Morgan’s paper on temporary rumble strips may be downloaded at www.dot.state.ny.us/tech_serv/ trdb/files/sr140.pdf.

And for more information on edge drop-off remediation, contact Harry W. Taylor, FHWA’s Office of Safety Design, 202-366-2175, Harry.Taylor@fhwa.dot.gov.

Hot Topic No. 10

Eyes in the skies will boost roadways, Aerial and satellite remote sensing is a rapidly growing arena of activity that will be of great benefit to the transportation infrastructure community as it develops. These systems also include unmanned aerial vehicles and pole-mounted video systems.

In a Report of a Conference Committee for Conferences on Remote Sensing and Spatial Information Technologies for Transportation, held in Washington, D.C., December 2001, David S. Ekern, Minnesota DOT, and conference committee chair outlined the benefits.

Collecting remote sensing information is nonintrusive. “Transportation agencies are always looking for ways to improve employee safety and to minimize the amount of time employees spend on the roadway dodging traffic,” Ekern said.

Information gathering is potentially quicker, cheaper, and better with remote sensing.

Remote sensing provides access to places that are impossible or too expensive to reach with other methods and provides a synoptic [general overall] view.

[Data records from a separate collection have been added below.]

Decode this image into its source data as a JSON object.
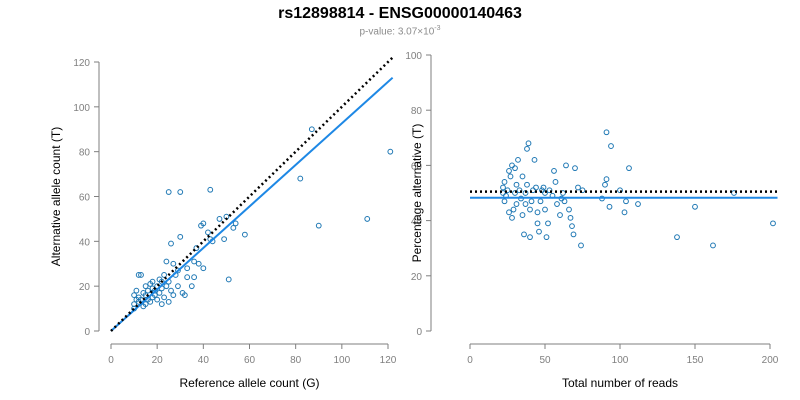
{
  "header": {
    "title": "rs12898814 - ENSG00000140463",
    "subtitle_prefix": "p-value: 3.07×10",
    "subtitle_exponent": "-3"
  },
  "colors": {
    "points": "#1f78b4",
    "fit_line": "#1e88e5",
    "reference_line": "#000000",
    "axis": "#7f7f7f"
  },
  "chart_data": [
    {
      "type": "scatter",
      "xlabel": "Reference allele count (G)",
      "ylabel": "Alternative allele count (T)",
      "xlim": [
        0,
        120
      ],
      "ylim": [
        0,
        120
      ],
      "xticks": [
        0,
        20,
        40,
        60,
        80,
        100,
        120
      ],
      "yticks": [
        0,
        20,
        40,
        60,
        80,
        100,
        120
      ],
      "points": [
        [
          10,
          10
        ],
        [
          10,
          12
        ],
        [
          11,
          14
        ],
        [
          10,
          16
        ],
        [
          11,
          18
        ],
        [
          12,
          13
        ],
        [
          12,
          15
        ],
        [
          13,
          14
        ],
        [
          12,
          25
        ],
        [
          13,
          25
        ],
        [
          14,
          11
        ],
        [
          14,
          17
        ],
        [
          15,
          12
        ],
        [
          15,
          16
        ],
        [
          15,
          20
        ],
        [
          16,
          14
        ],
        [
          16,
          18
        ],
        [
          17,
          13
        ],
        [
          17,
          21
        ],
        [
          18,
          15
        ],
        [
          18,
          19
        ],
        [
          18,
          22
        ],
        [
          19,
          16
        ],
        [
          19,
          18
        ],
        [
          20,
          14
        ],
        [
          20,
          20
        ],
        [
          21,
          17
        ],
        [
          21,
          23
        ],
        [
          22,
          12
        ],
        [
          22,
          19
        ],
        [
          22,
          22
        ],
        [
          23,
          25
        ],
        [
          23,
          15
        ],
        [
          24,
          20
        ],
        [
          24,
          31
        ],
        [
          25,
          22
        ],
        [
          25,
          13
        ],
        [
          26,
          18
        ],
        [
          26,
          39
        ],
        [
          27,
          30
        ],
        [
          27,
          16
        ],
        [
          28,
          25
        ],
        [
          29,
          20
        ],
        [
          29,
          27
        ],
        [
          30,
          42
        ],
        [
          31,
          17
        ],
        [
          32,
          16
        ],
        [
          33,
          24
        ],
        [
          33,
          28
        ],
        [
          35,
          20
        ],
        [
          36,
          24
        ],
        [
          36,
          31
        ],
        [
          37,
          37
        ],
        [
          38,
          30
        ],
        [
          39,
          47
        ],
        [
          40,
          28
        ],
        [
          40,
          48
        ],
        [
          42,
          44
        ],
        [
          43,
          41
        ],
        [
          44,
          40
        ],
        [
          47,
          50
        ],
        [
          49,
          41
        ],
        [
          50,
          51
        ],
        [
          51,
          23
        ],
        [
          53,
          46
        ],
        [
          54,
          48
        ],
        [
          58,
          43
        ],
        [
          25,
          62
        ],
        [
          30,
          62
        ],
        [
          43,
          63
        ],
        [
          82,
          68
        ],
        [
          87,
          90
        ],
        [
          90,
          47
        ],
        [
          111,
          50
        ],
        [
          121,
          80
        ]
      ],
      "fit_line": [
        [
          0,
          0
        ],
        [
          122,
          113
        ]
      ],
      "reference_line": [
        [
          0,
          0
        ],
        [
          122,
          122
        ]
      ]
    },
    {
      "type": "scatter",
      "xlabel": "Total number of reads",
      "ylabel": "Percentage alternative (T)",
      "xlim": [
        0,
        200
      ],
      "ylim": [
        0,
        100
      ],
      "xticks": [
        0,
        50,
        100,
        150,
        200
      ],
      "yticks": [
        0,
        20,
        40,
        60,
        80,
        100
      ],
      "points": [
        [
          22,
          50
        ],
        [
          22,
          52
        ],
        [
          23,
          47
        ],
        [
          23,
          54
        ],
        [
          24,
          49
        ],
        [
          25,
          51
        ],
        [
          26,
          58
        ],
        [
          26,
          43
        ],
        [
          27,
          56
        ],
        [
          28,
          60
        ],
        [
          28,
          41
        ],
        [
          29,
          44
        ],
        [
          30,
          59
        ],
        [
          30,
          50
        ],
        [
          31,
          46
        ],
        [
          31,
          53
        ],
        [
          32,
          62
        ],
        [
          33,
          51
        ],
        [
          34,
          48
        ],
        [
          35,
          42
        ],
        [
          35,
          56
        ],
        [
          36,
          35
        ],
        [
          37,
          50
        ],
        [
          37,
          46
        ],
        [
          38,
          66
        ],
        [
          38,
          53
        ],
        [
          39,
          68
        ],
        [
          40,
          34
        ],
        [
          40,
          44
        ],
        [
          41,
          47
        ],
        [
          42,
          51
        ],
        [
          43,
          62
        ],
        [
          44,
          52
        ],
        [
          45,
          43
        ],
        [
          45,
          39
        ],
        [
          46,
          36
        ],
        [
          47,
          47
        ],
        [
          48,
          51
        ],
        [
          49,
          52
        ],
        [
          50,
          50
        ],
        [
          50,
          44
        ],
        [
          51,
          34
        ],
        [
          52,
          39
        ],
        [
          53,
          51
        ],
        [
          55,
          49
        ],
        [
          56,
          58
        ],
        [
          57,
          54
        ],
        [
          58,
          46
        ],
        [
          60,
          42
        ],
        [
          61,
          48
        ],
        [
          62,
          50
        ],
        [
          63,
          47
        ],
        [
          64,
          60
        ],
        [
          66,
          44
        ],
        [
          67,
          41
        ],
        [
          68,
          38
        ],
        [
          69,
          35
        ],
        [
          70,
          59
        ],
        [
          72,
          52
        ],
        [
          74,
          31
        ],
        [
          75,
          51
        ],
        [
          88,
          48
        ],
        [
          90,
          53
        ],
        [
          91,
          55
        ],
        [
          91,
          72
        ],
        [
          93,
          45
        ],
        [
          94,
          67
        ],
        [
          100,
          51
        ],
        [
          103,
          43
        ],
        [
          104,
          47
        ],
        [
          106,
          59
        ],
        [
          112,
          46
        ],
        [
          138,
          34
        ],
        [
          150,
          45
        ],
        [
          162,
          31
        ],
        [
          176,
          50
        ],
        [
          202,
          39
        ]
      ],
      "fit_line": [
        [
          0,
          48.3
        ],
        [
          205,
          48.3
        ]
      ],
      "reference_line": [
        [
          0,
          50.5
        ],
        [
          205,
          50.5
        ]
      ]
    }
  ]
}
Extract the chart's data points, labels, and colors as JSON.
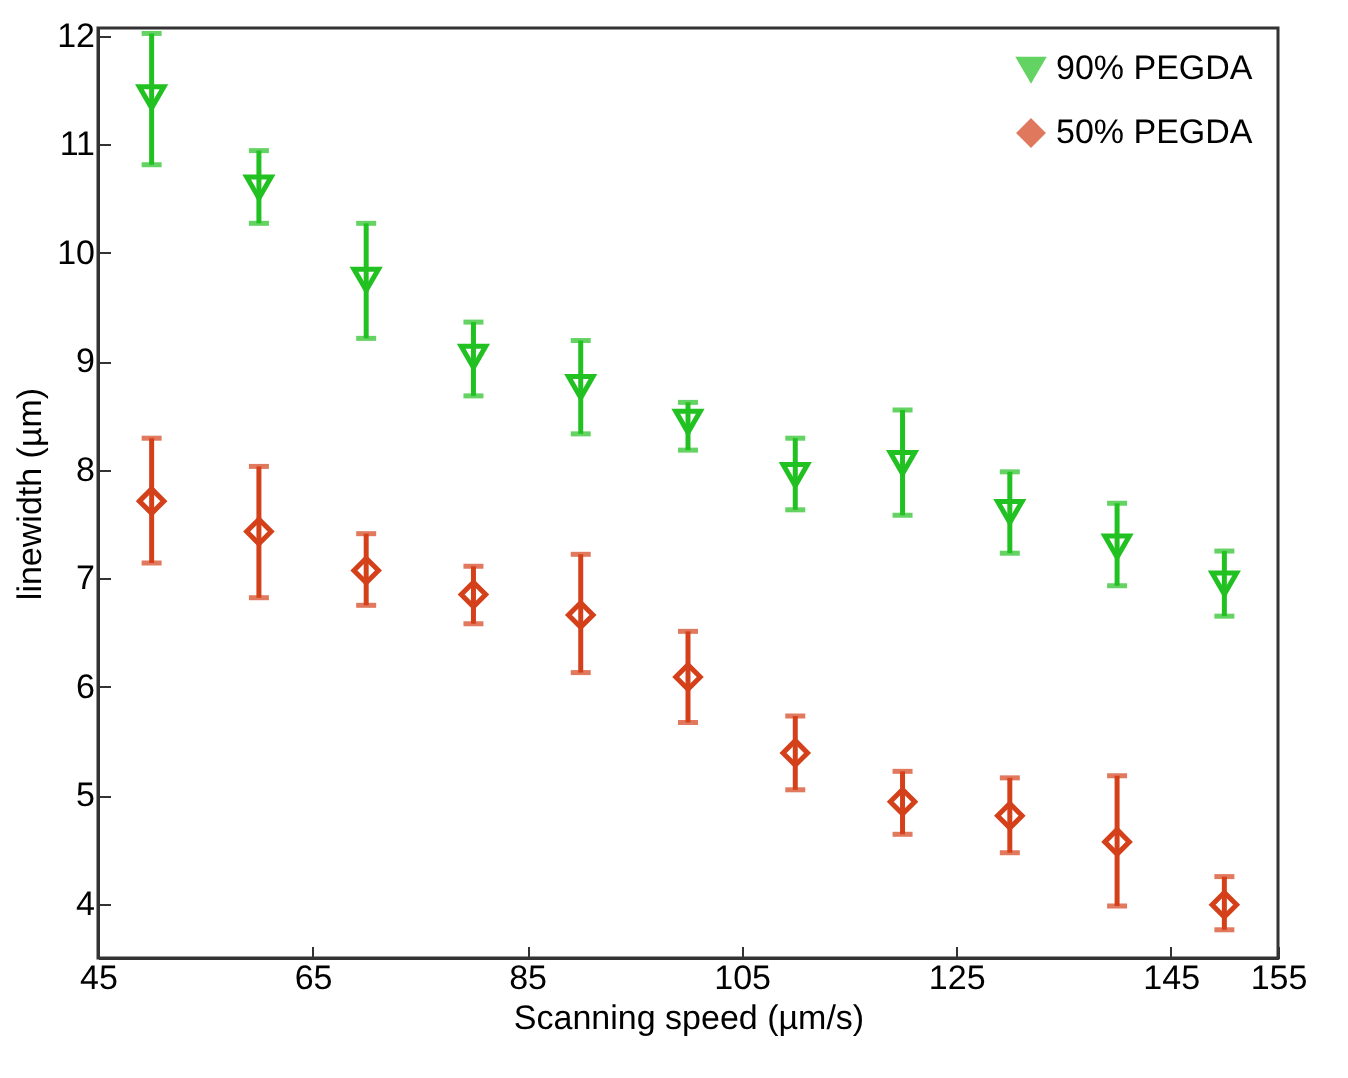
{
  "chart_data": {
    "type": "scatter",
    "xlabel": "Scanning speed (µm/s)",
    "ylabel": "linewidth (µm)",
    "x": [
      50,
      60,
      70,
      80,
      90,
      100,
      110,
      120,
      130,
      140,
      150
    ],
    "xlim": [
      45,
      155
    ],
    "xticks": [
      45,
      65,
      85,
      105,
      125,
      145,
      155
    ],
    "ylim": [
      3.5,
      12.07
    ],
    "yticks": [
      4,
      5,
      6,
      7,
      8,
      9,
      10,
      11,
      12
    ],
    "grid": false,
    "legend": "top right",
    "series": [
      {
        "name": "90% PEGDA",
        "color": "#22c122",
        "marker": "triangle",
        "values": [
          11.43,
          10.6,
          9.75,
          9.04,
          8.76,
          8.44,
          7.95,
          8.06,
          7.61,
          7.29,
          6.95
        ],
        "errors": [
          [
            10.81,
            12.02
          ],
          [
            10.27,
            10.94
          ],
          [
            9.21,
            10.27
          ],
          [
            8.68,
            9.36
          ],
          [
            8.33,
            9.19
          ],
          [
            8.18,
            8.62
          ],
          [
            7.63,
            8.29
          ],
          [
            7.58,
            8.55
          ],
          [
            7.23,
            7.98
          ],
          [
            6.93,
            7.69
          ],
          [
            6.65,
            7.25
          ]
        ]
      },
      {
        "name": "50% PEGDA",
        "color": "#d4401a",
        "marker": "diamond",
        "values": [
          7.71,
          7.43,
          7.07,
          6.85,
          6.66,
          6.09,
          5.39,
          4.94,
          4.81,
          4.57,
          3.99
        ],
        "errors": [
          [
            7.14,
            8.29
          ],
          [
            6.82,
            8.03
          ],
          [
            6.75,
            7.41
          ],
          [
            6.58,
            7.11
          ],
          [
            6.13,
            7.22
          ],
          [
            5.67,
            6.51
          ],
          [
            5.05,
            5.73
          ],
          [
            4.64,
            5.22
          ],
          [
            4.47,
            5.16
          ],
          [
            3.98,
            5.18
          ],
          [
            3.76,
            4.25
          ]
        ]
      }
    ]
  }
}
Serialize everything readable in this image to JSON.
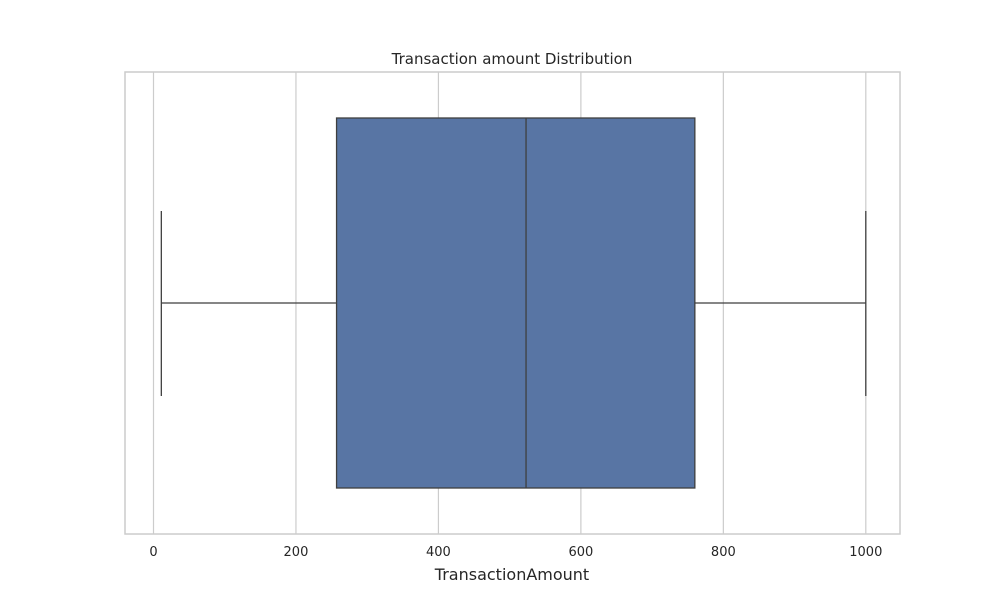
{
  "chart_data": {
    "type": "box",
    "title": "Transaction amount Distribution",
    "xlabel": "TransactionAmount",
    "ylabel": "",
    "xlim": [
      -40,
      1048
    ],
    "xticks": [
      0,
      200,
      400,
      600,
      800,
      1000
    ],
    "orientation": "horizontal",
    "grid": "vertical",
    "series": [
      {
        "whisker_low": 11,
        "q1": 257,
        "median": 523,
        "q3": 760,
        "whisker_high": 1000
      }
    ]
  },
  "colors": {
    "box_fill": "#5875a4",
    "box_line": "#3f3f3f",
    "grid": "#cccccc",
    "frame": "#cccccc",
    "text": "#262626"
  }
}
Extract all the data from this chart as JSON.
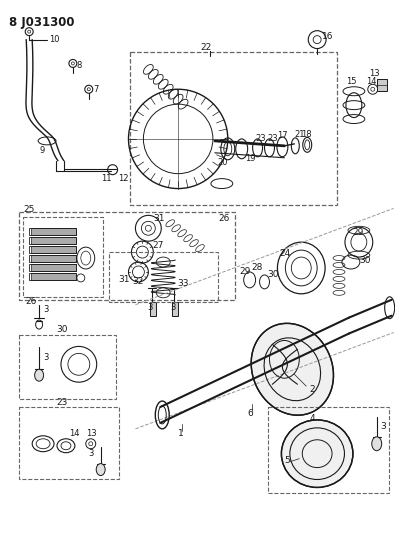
{
  "title": "8 J031300",
  "bg_color": "#ffffff",
  "line_color": "#1a1a1a",
  "dash_box_color": "#666666",
  "fig_width": 3.96,
  "fig_height": 5.33,
  "dpi": 100
}
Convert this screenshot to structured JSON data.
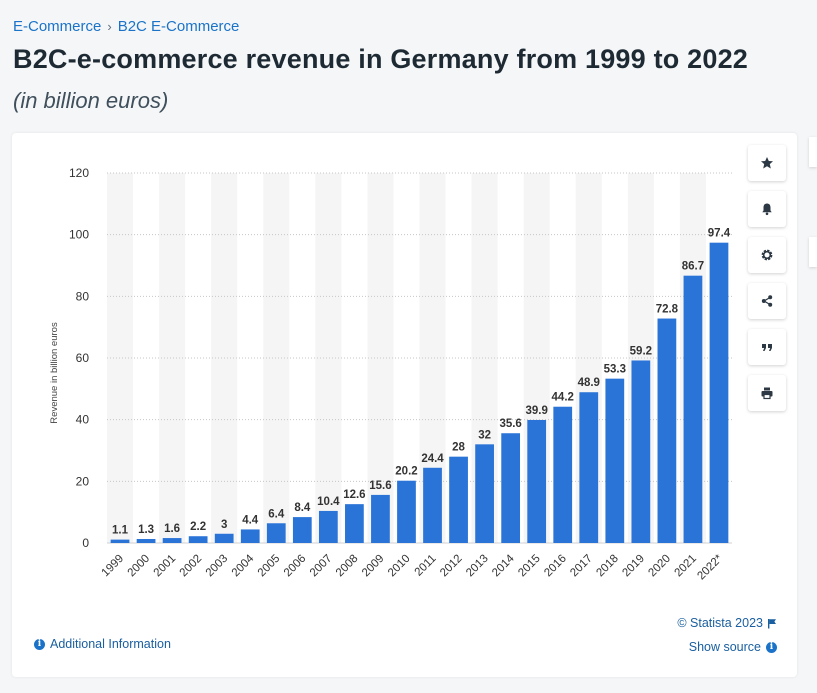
{
  "breadcrumb": {
    "items": [
      "E-Commerce",
      "B2C E-Commerce"
    ],
    "separator": "›"
  },
  "title": "B2C-e-commerce revenue in Germany from 1999 to 2022",
  "subtitle": "(in billion euros)",
  "tools": [
    "star-icon",
    "bell-icon",
    "gear-icon",
    "share-icon",
    "quote-icon",
    "print-icon"
  ],
  "footer": {
    "additional_info": "Additional Information",
    "copyright": "© Statista 2023",
    "show_source": "Show source"
  },
  "colors": {
    "bar": "#2a74d8",
    "accent": "#1a73c9"
  },
  "chart_data": {
    "type": "bar",
    "categories": [
      "1999",
      "2000",
      "2001",
      "2002",
      "2003",
      "2004",
      "2005",
      "2006",
      "2007",
      "2008",
      "2009",
      "2010",
      "2011",
      "2012",
      "2013",
      "2014",
      "2015",
      "2016",
      "2017",
      "2018",
      "2019",
      "2020",
      "2021",
      "2022*"
    ],
    "values": [
      1.1,
      1.3,
      1.6,
      2.2,
      3,
      4.4,
      6.4,
      8.4,
      10.4,
      12.6,
      15.6,
      20.2,
      24.4,
      28,
      32,
      35.6,
      39.9,
      44.2,
      48.9,
      53.3,
      59.2,
      72.8,
      86.7,
      97.4
    ],
    "ylabel": "Revenue in billion euros",
    "ylim": [
      0,
      120
    ],
    "yticks": [
      0,
      20,
      40,
      60,
      80,
      100,
      120
    ],
    "grid": true
  }
}
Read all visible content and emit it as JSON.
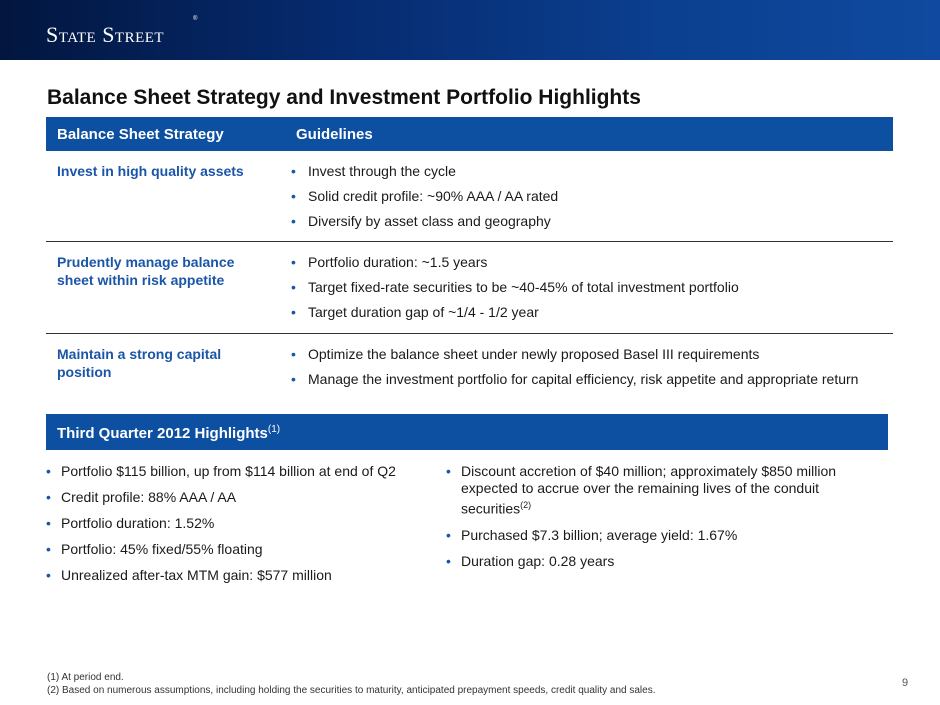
{
  "header": {
    "logo_text": "State Street",
    "logo_mark": "®"
  },
  "page_title": "Balance Sheet Strategy and Investment Portfolio Highlights",
  "table": {
    "columns": [
      "Balance Sheet Strategy",
      "Guidelines"
    ],
    "rows": [
      {
        "strategy": "Invest in high quality assets",
        "guidelines": [
          "Invest through the cycle",
          "Solid credit profile: ~90% AAA / AA rated",
          "Diversify by asset class and geography"
        ]
      },
      {
        "strategy": "Prudently manage balance sheet within risk appetite",
        "guidelines": [
          "Portfolio duration: ~1.5 years",
          "Target fixed-rate securities to be ~40-45% of total investment portfolio",
          "Target duration gap of ~1/4 - 1/2 year"
        ]
      },
      {
        "strategy": "Maintain a strong capital position",
        "guidelines": [
          "Optimize the balance sheet under newly proposed Basel III requirements",
          "Manage the investment portfolio for capital efficiency, risk appetite and appropriate return"
        ]
      }
    ]
  },
  "highlights": {
    "title": "Third Quarter 2012 Highlights",
    "title_note": "(1)",
    "left": [
      "Portfolio $115 billion, up from $114 billion at end of Q2",
      "Credit profile: 88% AAA / AA",
      "Portfolio duration: 1.52%",
      "Portfolio: 45% fixed/55% floating",
      "Unrealized after-tax MTM gain: $577 million"
    ],
    "right": {
      "item1_text": "Discount accretion of $40 million; approximately $850 million expected to accrue over the remaining lives of the conduit securities",
      "item1_note": "(2)",
      "item2": "Purchased $7.3 billion; average yield: 1.67%",
      "item3": "Duration gap: 0.28 years"
    }
  },
  "footnotes": [
    "(1)  At period end.",
    "(2)  Based on numerous assumptions, including holding the securities to maturity, anticipated prepayment speeds, credit quality and sales."
  ],
  "page_number": "9"
}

The technology delivers the ability to collect continuous information at a low cost.

Both spatial [geographic] and spectral accuracy is improving in remote sensing as its cost is decreasing.

Because only 5% of the National Highway System is instrumented, Ekern said, remote sensing offers a low-cost potential for monitoring the remainder of the system.

Remote sensing is particularly opportune for transportation environmental assessment and streamlining, operations, including ITS, security, identification of roadway characteristics, and performance measurement.

Satellites already are deeply entrenched in design of the road system. Color or infrared satellite imagery of a job location already may be acquired from private sector firms in digitized or customized form, and provided in archived, near-real-time, and real-time availability.

Most likely, in the near future, virtual-reality programs will convert this spatial data into virtual-reality objects, which can be overlaid by road maps, digitized imagery, or topographic maps.

And this virtual highway will be valuable not only to designers, but to construction inspectors, who could use satellite images layered on a top model to inspect progress of traffic loads, environmental compliance, or construction progress, even the patterns of asphalt compaction.